Descrição
O álbum Geraes, lançado em 1976, é o coração da fase mais experimental e telúrica de Milton Nascimento.
Ele é considerado o “irmão gêmeo” do disco Minas (1975). Enquanto Minas é um mergulho introspectivo e quase solitário, Geraes é o retorno ao coletivo, à terra e à integração com a América Latina.
Conexão Latino-Americana
Este é um dos discos mais “políticos” e integradores de Milton. Ele rompe fronteiras ao trazer:
Mercedes Sosa: A maior voz da resistência argentina canta com Milton em uma versão histórica de “Volver a los 17” (de Violeta Parra).
Grupo Agua: Um conjunto chileno que traz instrumentos andinos, reforçando a sonoridade de “pueblo” que o disco carrega.
Parcerias Icônicas
O disco transborda colaborações que definiram a MPB:
Chico Buarque: Estreia aqui a versão definitiva de “O Que Será (À Flor da Pele)”, uma das canções mais potentes da nossa música.
Clementina de Jesus: A “Rainha Quelé” traz a ancestralidade do samba e do jongo na faixa “Circo Marimbondo”.
Clube da Esquina: Presenças constantes de Beto Guedes, Toninho Horta e Nelson Angelo.
Faixas Essenciais
“Fazenda”: Abre o disco com uma nostalgia rural, quase como uma pintura de infância.
“Calix Bento”: Uma adaptação do folclore mineiro (Folia de Reis) que se tornou um hino espiritual nas mãos de Milton.
“A Lua Girou”: Outra peça de raiz folclórica, interpretada com uma pureza vocal impressionante.

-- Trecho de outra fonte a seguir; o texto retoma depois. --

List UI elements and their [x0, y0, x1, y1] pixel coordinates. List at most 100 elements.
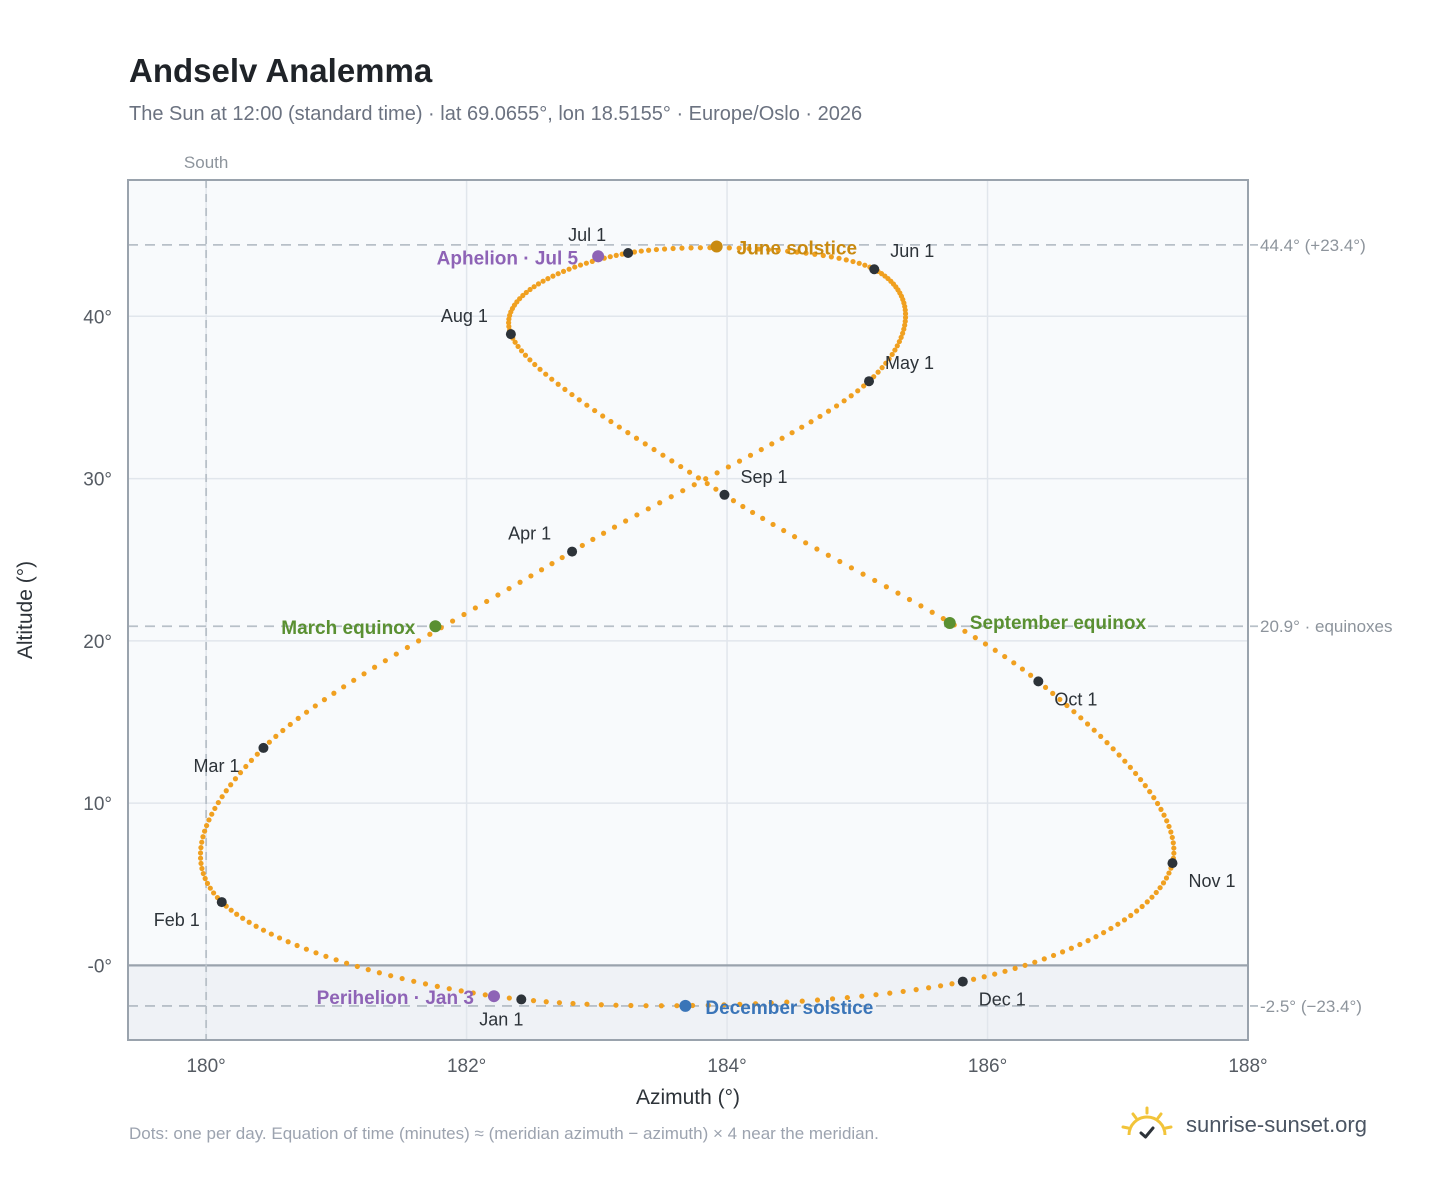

“Menino”: Uma canção de resistência sutil e poética contra a ditadura militar da época.
O Vinil e a Estética
A Capa: Mantém a estética do papel “kraft” (pardo), assim como o disco Minas. A arte é minimalista, evocando algo orgânico, artesanal e vindo da terra.
Sonoridade: No vinil, você percebe melhor a mistura entre os instrumentos acústicos (violões, flautas e percussão mineira) e os sintetizadores discretos que começavam a aparecer. É um som “quente” e muito espacial.
Geraes não é apenas um álbum de música; é um manifesto de que Minas Gerais é, na verdade, um pedaço de toda a América Latina.